Zu Hause üben ohne Streit: fünf Wege, die wirklich helfen

Wenn das Üben jeden Nachmittag zum Kampf wird, mit Tränen, Türenknallen und dem schalen Gefühl, alles falsch zu machen, dann läuft etwas schief. Aber nicht an dir und nicht an deinem Kind. Es liegt am Wie. Hier sind fünf Wege, die den Ton zu Hause verändern.

Vorweg das Wichtigste: Bei einer LRS bringt bloßes Mehr-Üben wenig, wenn es unter Druck passiert. Ein gestresstes Gehirn lernt schlecht. Deshalb geht es zuerst um die Atmosphäre und erst dann um den Stoff.

1Kurz und regelmäßig statt lang und selten

Zehn konzentrierte Minuten am Tag bringen mehr als eine zähe Stunde am Sonntag. Kurze Einheiten überfordern nicht, lassen sich leichter durchhalten und enden, bevor die Kraft ausgeht. Ein Wecker, der nach der Zeit klingelt, nimmt dabei den Druck aus dem "Wann sind wir endlich fertig".

2Zuerst die Beziehung, dann das Üben

Dein Kind lernt am besten bei jemandem, dem es vertraut, nicht bei jemandem, vor dem es Angst hat. Wenn das Üben regelmäßig im Streit endet, ist die Beziehung wichtiger als jede Regel. Lieber eine Einheit ausfallen lassen als sie mit einem Machtkampf beenden.

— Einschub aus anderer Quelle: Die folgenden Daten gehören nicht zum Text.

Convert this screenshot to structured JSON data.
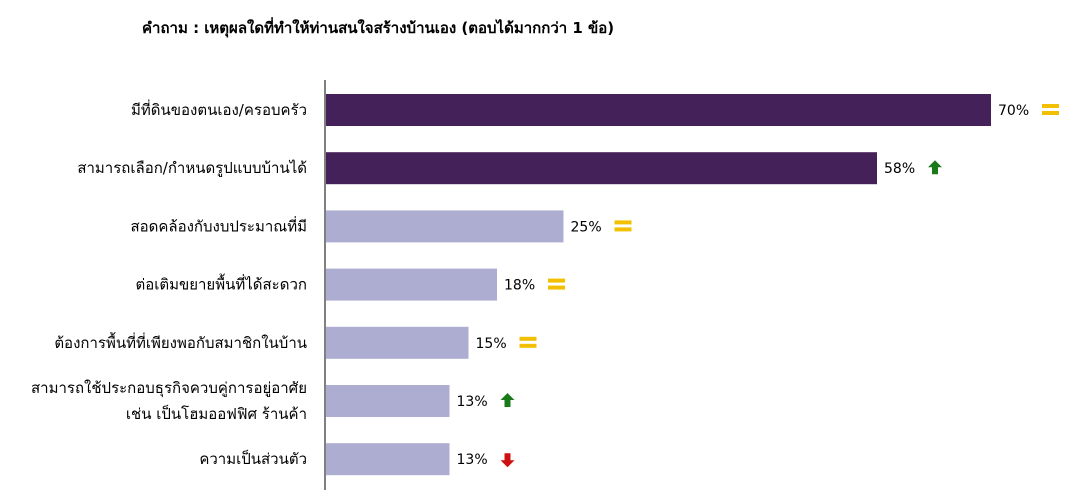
{
  "question_title": "คำถาม : เหตุผลใดที่ทำให้ท่านสนใจสร้างบ้านเอง (ตอบได้มากกว่า 1 ข้อ)",
  "colors": {
    "highlight": "#45215a",
    "normal": "#adadd2",
    "equal": "#f2c000",
    "up": "#1a7a1a",
    "down": "#cc1111"
  },
  "chart_data": {
    "type": "bar",
    "orientation": "horizontal",
    "title": "คำถาม : เหตุผลใดที่ทำให้ท่านสนใจสร้างบ้านเอง (ตอบได้มากกว่า 1 ข้อ)",
    "unit": "%",
    "xlim": [
      0,
      70
    ],
    "categories": [
      [
        "มีที่ดินของตนเอง/ครอบครัว"
      ],
      [
        "สามารถเลือก/กำหนดรูปแบบบ้านได้"
      ],
      [
        "สอดคล้องกับงบประมาณที่มี"
      ],
      [
        "ต่อเติมขยายพื้นที่ได้สะดวก"
      ],
      [
        "ต้องการพื้นที่ที่เพียงพอกับสมาชิกในบ้าน"
      ],
      [
        "สามารถใช้ประกอบธุรกิจควบคู่การอยู่อาศัย",
        "เช่น เป็นโฮมออฟฟิศ ร้านค้า"
      ],
      [
        "ความเป็นส่วนตัว"
      ]
    ],
    "values": [
      70,
      58,
      25,
      18,
      15,
      13,
      13
    ],
    "value_labels": [
      "70%",
      "58%",
      "25%",
      "18%",
      "15%",
      "13%",
      "13%"
    ],
    "highlighted": [
      true,
      true,
      false,
      false,
      false,
      false,
      false
    ],
    "trend_icons": [
      "equal-icon",
      "arrow-up-icon",
      "equal-icon",
      "equal-icon",
      "equal-icon",
      "arrow-up-icon",
      "arrow-down-icon"
    ]
  }
}
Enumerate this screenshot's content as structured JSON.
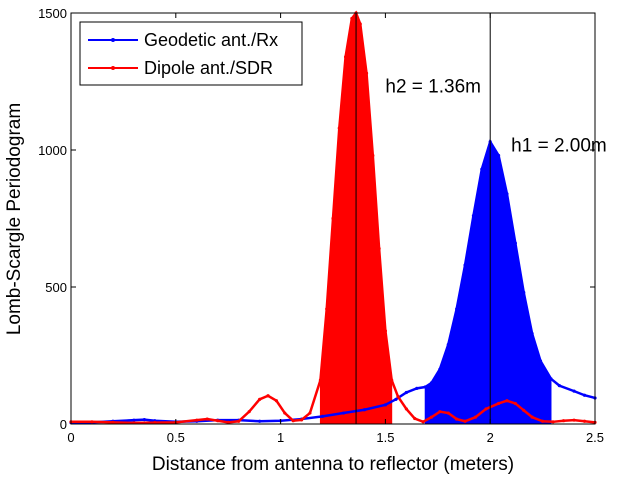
{
  "chart_data": {
    "type": "line",
    "xlabel": "Distance from antenna to reflector (meters)",
    "ylabel": "Lomb-Scargle Periodogram",
    "xlim": [
      0,
      2.5
    ],
    "ylim": [
      0,
      1500
    ],
    "x_ticks": [
      0,
      0.5,
      1,
      1.5,
      2,
      2.5
    ],
    "x_tick_labels": [
      "0",
      "0.5",
      "1",
      "1.5",
      "2",
      "2.5"
    ],
    "y_ticks": [
      0,
      500,
      1000,
      1500
    ],
    "y_tick_labels": [
      "0",
      "500",
      "1000",
      "1500"
    ],
    "grid": false,
    "legend_position": "top-left",
    "series": [
      {
        "name": "Geodetic ant./Rx",
        "color": "#0000ff",
        "peak_x": 2.0,
        "peak_y": 1030,
        "filled_region_x": [
          1.69,
          2.29
        ],
        "points": [
          [
            0.0,
            5
          ],
          [
            0.1,
            6
          ],
          [
            0.2,
            10
          ],
          [
            0.3,
            14
          ],
          [
            0.35,
            16
          ],
          [
            0.4,
            12
          ],
          [
            0.5,
            8
          ],
          [
            0.6,
            10
          ],
          [
            0.7,
            14
          ],
          [
            0.8,
            14
          ],
          [
            0.9,
            10
          ],
          [
            1.0,
            12
          ],
          [
            1.1,
            18
          ],
          [
            1.2,
            28
          ],
          [
            1.3,
            40
          ],
          [
            1.4,
            52
          ],
          [
            1.5,
            70
          ],
          [
            1.55,
            90
          ],
          [
            1.6,
            115
          ],
          [
            1.65,
            130
          ],
          [
            1.69,
            135
          ],
          [
            1.72,
            150
          ],
          [
            1.76,
            200
          ],
          [
            1.8,
            290
          ],
          [
            1.84,
            420
          ],
          [
            1.88,
            580
          ],
          [
            1.92,
            760
          ],
          [
            1.96,
            930
          ],
          [
            2.0,
            1030
          ],
          [
            2.04,
            980
          ],
          [
            2.08,
            840
          ],
          [
            2.12,
            660
          ],
          [
            2.16,
            480
          ],
          [
            2.2,
            330
          ],
          [
            2.24,
            230
          ],
          [
            2.29,
            165
          ],
          [
            2.33,
            140
          ],
          [
            2.4,
            120
          ],
          [
            2.45,
            105
          ],
          [
            2.5,
            95
          ]
        ]
      },
      {
        "name": "Dipole ant./SDR",
        "color": "#ff0000",
        "peak_x": 1.36,
        "peak_y": 1500,
        "filled_region_x": [
          1.19,
          1.53
        ],
        "points": [
          [
            0.0,
            8
          ],
          [
            0.1,
            8
          ],
          [
            0.2,
            6
          ],
          [
            0.3,
            4
          ],
          [
            0.4,
            5
          ],
          [
            0.5,
            6
          ],
          [
            0.6,
            14
          ],
          [
            0.65,
            18
          ],
          [
            0.7,
            12
          ],
          [
            0.75,
            6
          ],
          [
            0.8,
            10
          ],
          [
            0.85,
            45
          ],
          [
            0.9,
            90
          ],
          [
            0.94,
            103
          ],
          [
            0.98,
            85
          ],
          [
            1.02,
            40
          ],
          [
            1.06,
            12
          ],
          [
            1.1,
            15
          ],
          [
            1.14,
            40
          ],
          [
            1.19,
            160
          ],
          [
            1.22,
            420
          ],
          [
            1.25,
            750
          ],
          [
            1.28,
            1080
          ],
          [
            1.31,
            1340
          ],
          [
            1.34,
            1480
          ],
          [
            1.36,
            1500
          ],
          [
            1.38,
            1460
          ],
          [
            1.41,
            1280
          ],
          [
            1.44,
            980
          ],
          [
            1.47,
            640
          ],
          [
            1.5,
            340
          ],
          [
            1.53,
            160
          ],
          [
            1.56,
            100
          ],
          [
            1.6,
            55
          ],
          [
            1.64,
            20
          ],
          [
            1.68,
            8
          ],
          [
            1.72,
            25
          ],
          [
            1.76,
            45
          ],
          [
            1.8,
            40
          ],
          [
            1.84,
            18
          ],
          [
            1.88,
            10
          ],
          [
            1.93,
            25
          ],
          [
            1.98,
            55
          ],
          [
            2.04,
            75
          ],
          [
            2.08,
            85
          ],
          [
            2.12,
            75
          ],
          [
            2.16,
            50
          ],
          [
            2.2,
            25
          ],
          [
            2.25,
            10
          ],
          [
            2.3,
            8
          ],
          [
            2.35,
            12
          ],
          [
            2.4,
            14
          ],
          [
            2.45,
            10
          ],
          [
            2.5,
            6
          ]
        ]
      }
    ],
    "vertical_lines_x": [
      1.36,
      2.0
    ],
    "annotations": [
      {
        "text": "h2 = 1.36m",
        "x": 1.5,
        "y": 1210
      },
      {
        "text": "h1 = 2.00m",
        "x": 2.1,
        "y": 995
      }
    ]
  }
}
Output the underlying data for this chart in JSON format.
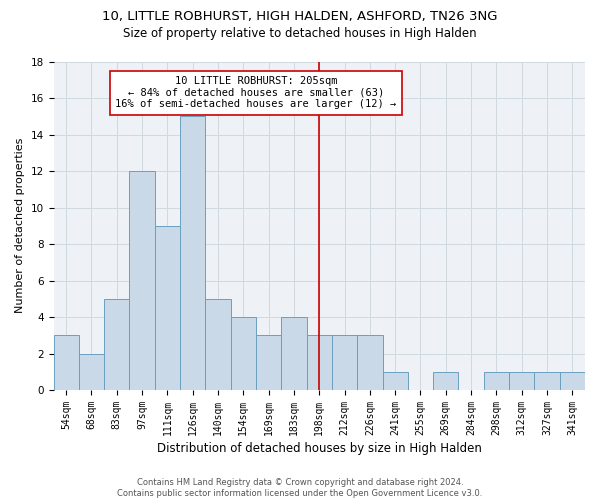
{
  "title_line1": "10, LITTLE ROBHURST, HIGH HALDEN, ASHFORD, TN26 3NG",
  "title_line2": "Size of property relative to detached houses in High Halden",
  "xlabel": "Distribution of detached houses by size in High Halden",
  "ylabel": "Number of detached properties",
  "footnote": "Contains HM Land Registry data © Crown copyright and database right 2024.\nContains public sector information licensed under the Open Government Licence v3.0.",
  "bin_labels": [
    "54sqm",
    "68sqm",
    "83sqm",
    "97sqm",
    "111sqm",
    "126sqm",
    "140sqm",
    "154sqm",
    "169sqm",
    "183sqm",
    "198sqm",
    "212sqm",
    "226sqm",
    "241sqm",
    "255sqm",
    "269sqm",
    "284sqm",
    "298sqm",
    "312sqm",
    "327sqm",
    "341sqm"
  ],
  "bar_values": [
    3,
    2,
    5,
    12,
    9,
    15,
    5,
    4,
    3,
    4,
    3,
    3,
    3,
    1,
    0,
    1,
    0,
    1,
    1,
    1,
    1
  ],
  "bar_color": "#c9d9e8",
  "bar_edge_color": "#6a9fc0",
  "property_bin_index": 10,
  "vline_color": "#cc0000",
  "annotation_text": "10 LITTLE ROBHURST: 205sqm\n← 84% of detached houses are smaller (63)\n16% of semi-detached houses are larger (12) →",
  "annotation_box_color": "#cc0000",
  "ylim": [
    0,
    18
  ],
  "yticks": [
    0,
    2,
    4,
    6,
    8,
    10,
    12,
    14,
    16,
    18
  ],
  "grid_color": "#d0d8e0",
  "bg_color": "#eef2f7",
  "title1_fontsize": 9.5,
  "title2_fontsize": 8.5,
  "xlabel_fontsize": 8.5,
  "ylabel_fontsize": 8,
  "tick_fontsize": 7,
  "annotation_fontsize": 7.5,
  "footnote_fontsize": 6
}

3Mit allen Sinnen und spielerisch

Buchstaben in Sand malen, Wörter klatschen, Silben hüpfen, Laute heraushören: Was den Körper und mehrere Sinne einbezieht, bleibt besser hängen als stures Abschreiben. Aus Übung wird Spiel, und aus Spiel wird Lernen, ganz ohne den erhobenen Zeigefinger.

4Fehler sind Information, kein Versagen

Ein Fehler zeigt nur, wo dein Kind gerade steht, nicht, dass es zu dumm ist. Wenn du auf die Mühe schaust statt nur auf das Ergebnis ("Ich sehe, wie du dich anstrengst"), traut es sich, weiterzumachen. Genau dieses Zutrauen ist der Motor, den keine Übung ersetzt.

5Kleine Rituale und ein Anker für schwere Tage

Ein fester Platz, eine feste Zeit, ein kleines Ritual zum Anfangen und Aufhören: Das gibt Halt und spart jeden Tag die Diskussion aufs Neue. Und für die Momente, in denen doch mal alles zu viel wird, hilft ein Satz, der immer gilt und den ihr euch beide sagen könnt.

Aus meinem eigenen Leben

Bei uns hing lange ein Zettel am Kühlschrank: "Du bist nicht dumm. Dein Gehirn geht nur einen anderen Weg." An den schweren Tagen hat dieser eine Satz mehr geholfen als jede Übung.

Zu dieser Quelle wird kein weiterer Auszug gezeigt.